More direct strategies on actively identifying and communicating data value to people are also being adopted elsewhere, with projects such as the Data Saves Lives Toolkit and the Toolkit for Communities Using Health Data by National Committee on Vital Statistics. These efforts aim to support better dialogue with communities on their health data and to enable patient groups to potentially launch their own health data initiatives. This takes a step-wise approach on explaining how data can advance health outcomes, explains the various health data tools involved, provides communication strategies and patient surveys, and assists with risk assessments that together help match the differing priorities of communities.
Build technical capacities and promote collaborations within industry
Considering the highly technical nature of health data management, scaling can be made efficient by leveraging partnerships between public health institutions, technology firms, and healthcare providers for resource sharing within existing data stewardship programs, and with other organisations that share similar goals.
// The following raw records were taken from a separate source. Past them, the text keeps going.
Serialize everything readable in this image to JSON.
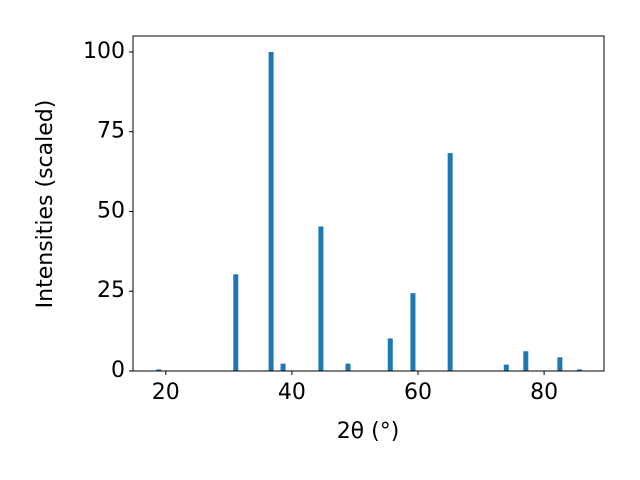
{
  "chart_data": {
    "type": "bar",
    "xlabel": "2θ (°)",
    "ylabel": "Intensities (scaled)",
    "x": [
      18.9,
      31.1,
      36.7,
      38.6,
      44.6,
      48.9,
      55.6,
      59.2,
      65.1,
      74.0,
      77.1,
      82.5,
      85.6
    ],
    "values": [
      0.5,
      30.3,
      100,
      2.3,
      45.3,
      2.3,
      10.2,
      24.4,
      68.3,
      2.0,
      6.2,
      4.3,
      0.5
    ],
    "color": "#1f77b4",
    "xlim": [
      14.8,
      89.5
    ],
    "xticks": [
      20,
      40,
      60,
      80
    ],
    "ylim": [
      0,
      105
    ],
    "yticks": [
      0,
      25,
      50,
      75,
      100
    ],
    "grid": false
  }
}
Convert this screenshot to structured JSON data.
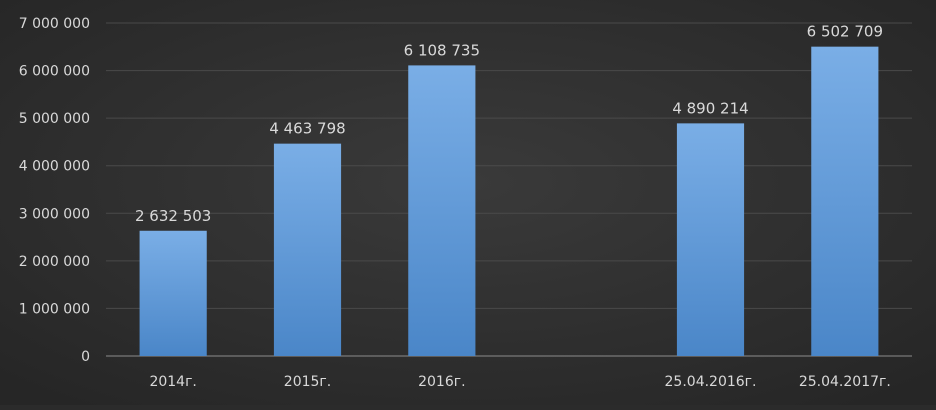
{
  "chart_data": {
    "type": "bar",
    "categories": [
      "2014г.",
      "2015г.",
      "2016г.",
      "",
      "25.04.2016г.",
      "25.04.2017г."
    ],
    "values": [
      2632503,
      4463798,
      6108735,
      null,
      4890214,
      6502709
    ],
    "data_labels": [
      "2 632 503",
      "4 463 798",
      "6 108 735",
      "",
      "4 890 214",
      "6 502 709"
    ],
    "y_ticks": [
      "0",
      "1 000 000",
      "2 000 000",
      "3 000 000",
      "4 000 000",
      "5 000 000",
      "6 000 000",
      "7 000 000"
    ],
    "ylim": [
      0,
      7000000
    ],
    "title": "",
    "xlabel": "",
    "ylabel": "",
    "grid": true,
    "legend": "none",
    "colors": {
      "background": "#2b2b2b",
      "bar_top": "#7aaee6",
      "bar_bottom": "#4a86c8",
      "grid": "#4a4a4a",
      "axis": "#8c8c8c",
      "text": "#d9d9d9"
    }
  }
}
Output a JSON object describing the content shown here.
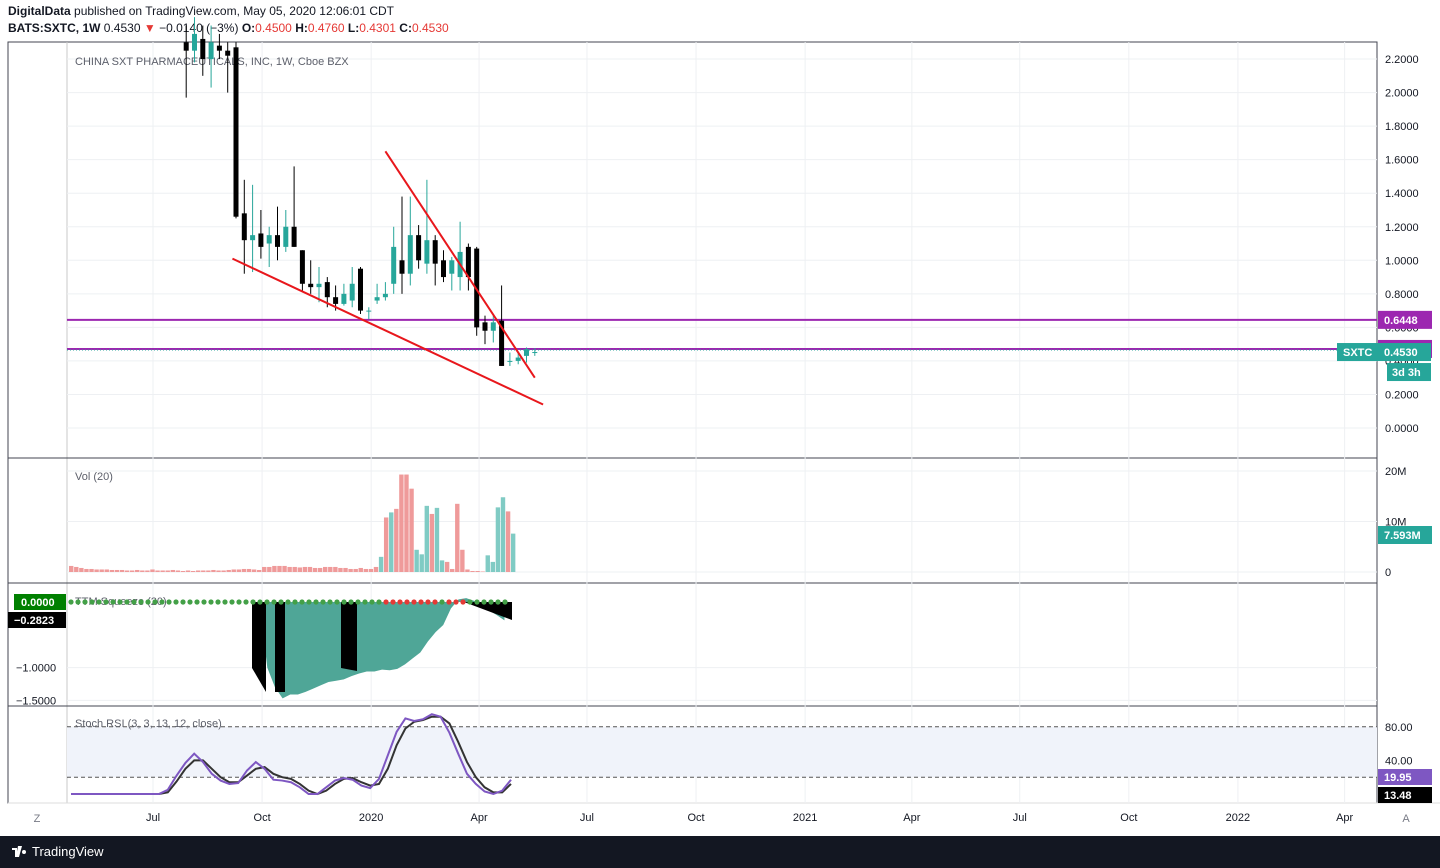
{
  "header": {
    "publisher": "DigitalData",
    "published_text": "published on TradingView.com, May 05, 2020 12:06:01 CDT",
    "ticker": "BATS:SXTC, 1W",
    "last": "0.4530",
    "change_arrow": "▼",
    "change": "−0.0140 (−3%)",
    "open_label": "O:",
    "open": "0.4500",
    "high_label": "H:",
    "high": "0.4760",
    "low_label": "L:",
    "low": "0.4301",
    "close_label": "C:",
    "close": "0.4530"
  },
  "footer": {
    "brand": "TradingView"
  },
  "corner_buttons": {
    "left": "Z",
    "right": "A"
  },
  "colors": {
    "up": "#26a69a",
    "down": "#000000",
    "vol_up": "#80cbc4",
    "vol_down": "#ef9a9a",
    "trendline": "#e8171c",
    "hline": "#9c27b0",
    "squeeze_fill": "#4fa697",
    "rsi_k": "#7e57c2",
    "rsi_d": "#333333"
  },
  "chart_data": [
    {
      "type": "candlestick",
      "title": "CHINA SXT PHARMACEUTICALS, INC, 1W, Cboe BZX",
      "symbol": "SXTC",
      "last_price": "0.4530",
      "countdown": "3d 3h",
      "ylim": [
        -0.05,
        2.3
      ],
      "y_ticks": [
        "2.2000",
        "2.0000",
        "1.8000",
        "1.6000",
        "1.4000",
        "1.2000",
        "1.0000",
        "0.8000",
        "0.6000",
        "0.4000",
        "0.2000",
        "0.0000"
      ],
      "x_ticks": [
        "Jul",
        "Oct",
        "2020",
        "Apr",
        "Jul",
        "Oct",
        "2021",
        "Apr",
        "Jul",
        "Oct",
        "2022",
        "Apr"
      ],
      "horizontal_levels": [
        {
          "price": 0.6448,
          "label": "0.6448"
        },
        {
          "price": 0.4714,
          "label": "0.4714"
        }
      ],
      "trendlines": [
        {
          "from": [
            "2019-09-06",
            1.01
          ],
          "to": [
            "2020-05-25",
            0.14
          ]
        },
        {
          "from": [
            "2020-01-13",
            1.65
          ],
          "to": [
            "2020-05-18",
            0.3
          ]
        }
      ],
      "candles": [
        {
          "d": "2019-07-29",
          "o": 2.3,
          "h": 2.4,
          "l": 1.97,
          "c": 2.25
        },
        {
          "d": "2019-08-05",
          "o": 2.25,
          "h": 2.45,
          "l": 2.18,
          "c": 2.35
        },
        {
          "d": "2019-08-12",
          "o": 2.32,
          "h": 2.4,
          "l": 2.1,
          "c": 2.2
        },
        {
          "d": "2019-08-19",
          "o": 2.2,
          "h": 2.4,
          "l": 2.03,
          "c": 2.3
        },
        {
          "d": "2019-08-26",
          "o": 2.28,
          "h": 2.35,
          "l": 2.2,
          "c": 2.25
        },
        {
          "d": "2019-09-02",
          "o": 2.25,
          "h": 2.3,
          "l": 2.0,
          "c": 2.22
        },
        {
          "d": "2019-09-09",
          "o": 2.27,
          "h": 2.3,
          "l": 1.25,
          "c": 1.26
        },
        {
          "d": "2019-09-16",
          "o": 1.28,
          "h": 1.48,
          "l": 0.92,
          "c": 1.12
        },
        {
          "d": "2019-09-23",
          "o": 1.12,
          "h": 1.45,
          "l": 0.93,
          "c": 1.15
        },
        {
          "d": "2019-09-30",
          "o": 1.16,
          "h": 1.3,
          "l": 1.01,
          "c": 1.08
        },
        {
          "d": "2019-10-07",
          "o": 1.1,
          "h": 1.2,
          "l": 0.96,
          "c": 1.15
        },
        {
          "d": "2019-10-14",
          "o": 1.15,
          "h": 1.32,
          "l": 1.0,
          "c": 1.08
        },
        {
          "d": "2019-10-21",
          "o": 1.08,
          "h": 1.3,
          "l": 1.05,
          "c": 1.2
        },
        {
          "d": "2019-10-28",
          "o": 1.2,
          "h": 1.56,
          "l": 1.08,
          "c": 1.08
        },
        {
          "d": "2019-11-04",
          "o": 1.06,
          "h": 1.06,
          "l": 0.82,
          "c": 0.86
        },
        {
          "d": "2019-11-11",
          "o": 0.86,
          "h": 1.0,
          "l": 0.8,
          "c": 0.84
        },
        {
          "d": "2019-11-18",
          "o": 0.84,
          "h": 0.96,
          "l": 0.75,
          "c": 0.86
        },
        {
          "d": "2019-11-25",
          "o": 0.87,
          "h": 0.9,
          "l": 0.72,
          "c": 0.78
        },
        {
          "d": "2019-12-02",
          "o": 0.78,
          "h": 0.85,
          "l": 0.7,
          "c": 0.74
        },
        {
          "d": "2019-12-09",
          "o": 0.74,
          "h": 0.86,
          "l": 0.73,
          "c": 0.8
        },
        {
          "d": "2019-12-16",
          "o": 0.76,
          "h": 0.96,
          "l": 0.72,
          "c": 0.86
        },
        {
          "d": "2019-12-23",
          "o": 0.95,
          "h": 0.96,
          "l": 0.68,
          "c": 0.7
        },
        {
          "d": "2019-12-30",
          "o": 0.7,
          "h": 0.72,
          "l": 0.65,
          "c": 0.7
        },
        {
          "d": "2020-01-06",
          "o": 0.76,
          "h": 0.86,
          "l": 0.74,
          "c": 0.78
        },
        {
          "d": "2020-01-13",
          "o": 0.78,
          "h": 0.87,
          "l": 0.76,
          "c": 0.8
        },
        {
          "d": "2020-01-20",
          "o": 0.86,
          "h": 1.2,
          "l": 0.8,
          "c": 1.08
        },
        {
          "d": "2020-01-27",
          "o": 1.0,
          "h": 1.38,
          "l": 0.8,
          "c": 0.92
        },
        {
          "d": "2020-02-03",
          "o": 0.92,
          "h": 1.38,
          "l": 0.85,
          "c": 1.15
        },
        {
          "d": "2020-02-10",
          "o": 1.15,
          "h": 1.21,
          "l": 0.95,
          "c": 1.0
        },
        {
          "d": "2020-02-17",
          "o": 0.98,
          "h": 1.48,
          "l": 0.92,
          "c": 1.12
        },
        {
          "d": "2020-02-24",
          "o": 1.12,
          "h": 1.15,
          "l": 0.85,
          "c": 0.98
        },
        {
          "d": "2020-03-02",
          "o": 1.0,
          "h": 1.06,
          "l": 0.87,
          "c": 0.9
        },
        {
          "d": "2020-03-09",
          "o": 0.92,
          "h": 1.02,
          "l": 0.82,
          "c": 1.0
        },
        {
          "d": "2020-03-16",
          "o": 0.9,
          "h": 1.23,
          "l": 0.82,
          "c": 1.05
        },
        {
          "d": "2020-03-23",
          "o": 1.08,
          "h": 1.1,
          "l": 0.82,
          "c": 0.9
        },
        {
          "d": "2020-03-30",
          "o": 1.07,
          "h": 1.08,
          "l": 0.55,
          "c": 0.6
        },
        {
          "d": "2020-04-06",
          "o": 0.63,
          "h": 0.67,
          "l": 0.5,
          "c": 0.58
        },
        {
          "d": "2020-04-13",
          "o": 0.58,
          "h": 0.67,
          "l": 0.51,
          "c": 0.63
        },
        {
          "d": "2020-04-20",
          "o": 0.64,
          "h": 0.85,
          "l": 0.37,
          "c": 0.37
        },
        {
          "d": "2020-04-27",
          "o": 0.4,
          "h": 0.45,
          "l": 0.37,
          "c": 0.4
        },
        {
          "d": "2020-05-04",
          "o": 0.4,
          "h": 0.45,
          "l": 0.38,
          "c": 0.42
        },
        {
          "d": "2020-05-11",
          "o": 0.43,
          "h": 0.48,
          "l": 0.39,
          "c": 0.47
        },
        {
          "d": "2020-05-18",
          "o": 0.45,
          "h": 0.476,
          "l": 0.4301,
          "c": 0.453
        }
      ]
    },
    {
      "type": "bar",
      "title": "Vol (20)",
      "last_value": "7.593M",
      "y_ticks": [
        "20M",
        "10M",
        "0"
      ],
      "ylim": [
        0,
        20
      ],
      "values_millions": [
        1.2,
        1.0,
        0.8,
        0.6,
        0.6,
        0.5,
        0.5,
        0.5,
        0.4,
        0.4,
        0.4,
        0.3,
        0.3,
        0.4,
        0.3,
        0.3,
        0.5,
        0.3,
        0.3,
        0.3,
        0.4,
        0.3,
        0.2,
        0.3,
        0.2,
        0.3,
        0.3,
        0.3,
        0.4,
        0.3,
        0.3,
        0.4,
        0.5,
        0.5,
        0.6,
        0.6,
        0.5,
        0.4,
        1.0,
        1.0,
        1.2,
        1.2,
        1.2,
        1.0,
        1.0,
        0.9,
        1.0,
        1.0,
        0.8,
        0.8,
        1.0,
        1.0,
        1.0,
        0.8,
        0.8,
        0.6,
        0.6,
        0.8,
        0.6,
        0.6,
        1.0,
        3.0,
        10.8,
        11.8,
        12.5,
        19.3,
        19.3,
        16.5,
        4.4,
        3.5,
        13.1,
        11.5,
        12.7,
        2.3,
        2.0,
        0.6,
        13.5,
        4.4,
        0.5,
        0.2,
        0.2,
        0.1,
        3.3,
        2.0,
        12.8,
        14.8,
        12.0,
        7.6
      ],
      "vol_up": [
        false,
        false,
        false,
        false,
        false,
        false,
        false,
        false,
        false,
        false,
        false,
        false,
        false,
        false,
        false,
        false,
        false,
        false,
        false,
        false,
        false,
        false,
        false,
        false,
        false,
        false,
        false,
        false,
        false,
        false,
        false,
        false,
        false,
        false,
        false,
        false,
        false,
        false,
        false,
        false,
        false,
        false,
        false,
        false,
        false,
        false,
        false,
        false,
        false,
        false,
        false,
        false,
        false,
        false,
        false,
        false,
        false,
        false,
        false,
        false,
        false,
        true,
        false,
        true,
        false,
        false,
        false,
        false,
        true,
        true,
        true,
        false,
        true,
        true,
        false,
        false,
        false,
        false,
        false,
        false,
        false,
        false,
        true,
        true,
        true,
        true,
        false,
        true
      ]
    },
    {
      "type": "area",
      "title": "TTM Squeeze (20)",
      "last_value": "0.0000",
      "second_value": "−0.2823",
      "y_ticks": [
        "−1.0000",
        "−1.5000"
      ],
      "ylim": [
        -1.6,
        0.1
      ]
    },
    {
      "type": "line",
      "title": "Stoch RSI (3, 3, 13, 12, close)",
      "k_last": "19.95",
      "d_last": "13.48",
      "y_ticks": [
        "80.00",
        "40.00"
      ],
      "ylim": [
        0,
        100
      ],
      "bands": [
        80,
        20
      ]
    }
  ]
}
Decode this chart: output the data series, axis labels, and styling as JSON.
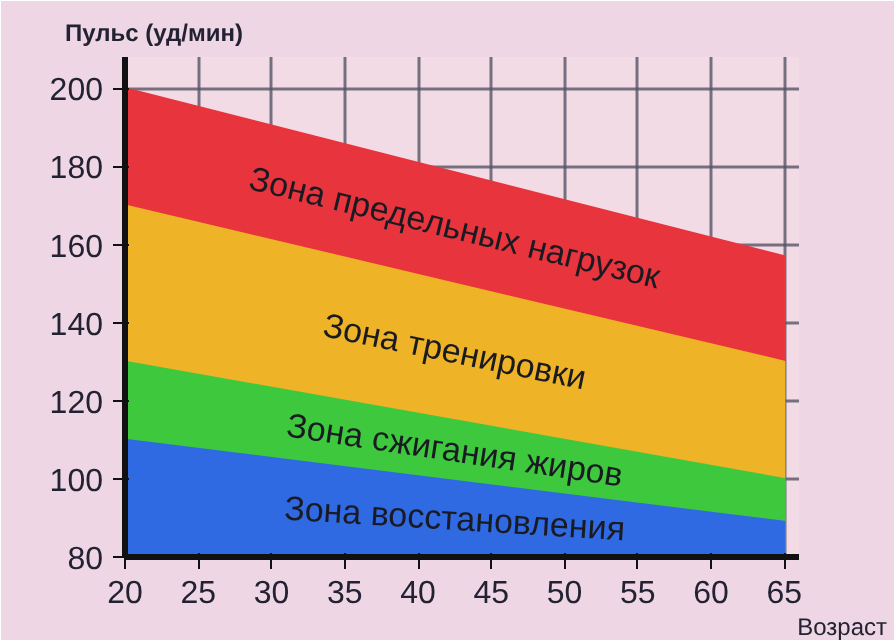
{
  "chart_data": {
    "type": "area",
    "ylabel": "Пульс (уд/мин)",
    "xlabel": "Возраст",
    "xlim": [
      20,
      66
    ],
    "ylim": [
      80,
      208
    ],
    "xticks": [
      20,
      25,
      30,
      35,
      40,
      45,
      50,
      55,
      60,
      65
    ],
    "yticks": [
      80,
      100,
      120,
      140,
      160,
      180,
      200
    ],
    "grid": true,
    "x": [
      20,
      65
    ],
    "series": [
      {
        "name": "Зона предельных нагрузок",
        "color": "#e8343c",
        "values": [
          200,
          157
        ]
      },
      {
        "name": "Зона тренировки",
        "color": "#eeb326",
        "values": [
          170,
          130
        ]
      },
      {
        "name": "Зона сжигания жиров",
        "color": "#3ec83e",
        "values": [
          130,
          100
        ]
      },
      {
        "name": "Зона восстановления",
        "color": "#2f6ae2",
        "values": [
          110,
          89
        ]
      }
    ]
  }
}
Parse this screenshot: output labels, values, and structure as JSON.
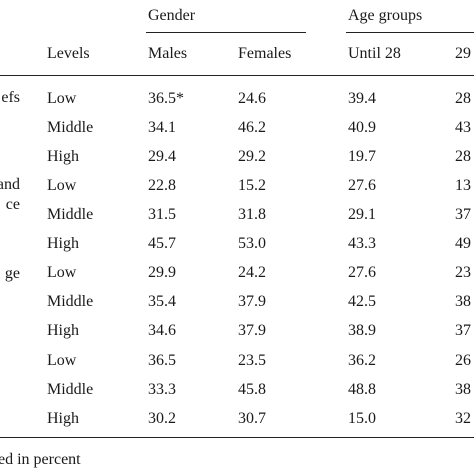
{
  "headers": {
    "gender": "Gender",
    "age_groups": "Age groups",
    "levels": "Levels",
    "males": "Males",
    "females": "Females",
    "until28": "Until 28",
    "age_next": "29"
  },
  "row_labels_partial": [
    "efs",
    "and",
    "ce",
    "ge"
  ],
  "rows": [
    {
      "level": "Low",
      "males": "36.5*",
      "females": "24.6",
      "until28": "39.4",
      "next": "28"
    },
    {
      "level": "Middle",
      "males": "34.1",
      "females": "46.2",
      "until28": "40.9",
      "next": "43"
    },
    {
      "level": "High",
      "males": "29.4",
      "females": "29.2",
      "until28": "19.7",
      "next": "28"
    },
    {
      "level": "Low",
      "males": "22.8",
      "females": "15.2",
      "until28": "27.6",
      "next": "13"
    },
    {
      "level": "Middle",
      "males": "31.5",
      "females": "31.8",
      "until28": "29.1",
      "next": "37"
    },
    {
      "level": "High",
      "males": "45.7",
      "females": "53.0",
      "until28": "43.3",
      "next": "49"
    },
    {
      "level": "Low",
      "males": "29.9",
      "females": "24.2",
      "until28": "27.6",
      "next": "23"
    },
    {
      "level": "Middle",
      "males": "35.4",
      "females": "37.9",
      "until28": "42.5",
      "next": "38"
    },
    {
      "level": "High",
      "males": "34.6",
      "females": "37.9",
      "until28": "38.9",
      "next": "37"
    },
    {
      "level": "Low",
      "males": "36.5",
      "females": "23.5",
      "until28": "36.2",
      "next": "26"
    },
    {
      "level": "Middle",
      "males": "33.3",
      "females": "45.8",
      "until28": "48.8",
      "next": "38"
    },
    {
      "level": "High",
      "males": "30.2",
      "females": "30.7",
      "until28": "15.0",
      "next": "32"
    }
  ],
  "footnote": "ed in percent"
}
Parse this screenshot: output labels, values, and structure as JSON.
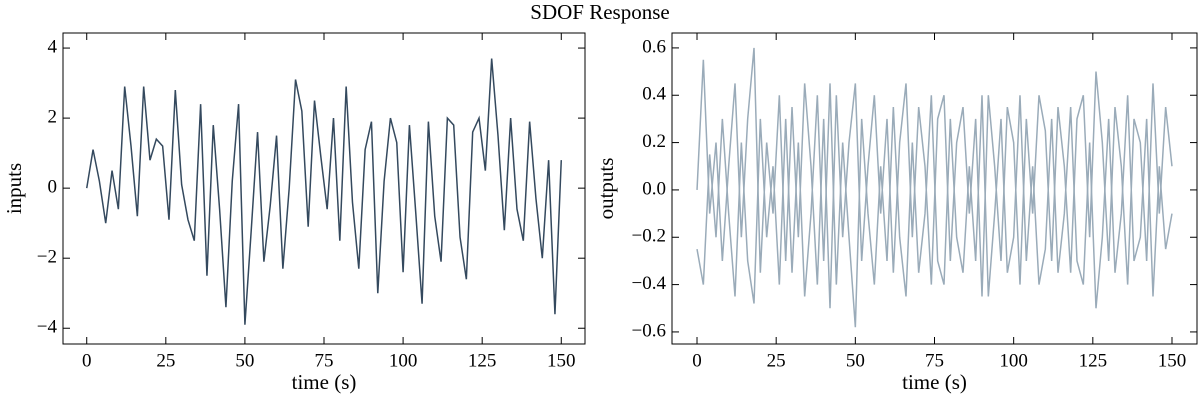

Models such as theYale University Open Data Access (YODA) Project have institutionalised collaboration by encouraging sharing of clinical research data across government, academia, and private players, thus facilitating meta-analyses, replication of results from trials, and building research on prior findings. In the UK, the NHS England acknowledged the value of partnerships in this space and built a report on the foundations of fairness for NHS health data partnerships which provides a clear guiding point on collaborations and involves the public in conversations on good data governance and trustworthy health data systems.
Their research aims to promote transparency and public access to the partnerships in this space, emphasise on the importance of equity in measuring their impact, and enabling an open environment on local NHS partnerships that is conducive to negotiating fair terms amongst themselves and third parties.
Beyond sharing data and insights through partnerships, it is also crucial to encode privacy and data rights to build trust towards the creation of a collaborative ecosystem. Sector specific regulations such as USA’s HIPAA and Patient Safety and Quality Improvement Act (PSQIA) as well as the PHIPA in Ontario, Canada address the specific concerns on health data rights and enforce standards like HL7 FHIR for health data sharing. Apart from regulations, initiatives such as Redox provide essential case studies on stewards themselves building trust in the ecosystem through their model on creating a unified protocol for electronic health records maintenance that can be used as standards for data exchange between providers, insurers, and patients all under one framework.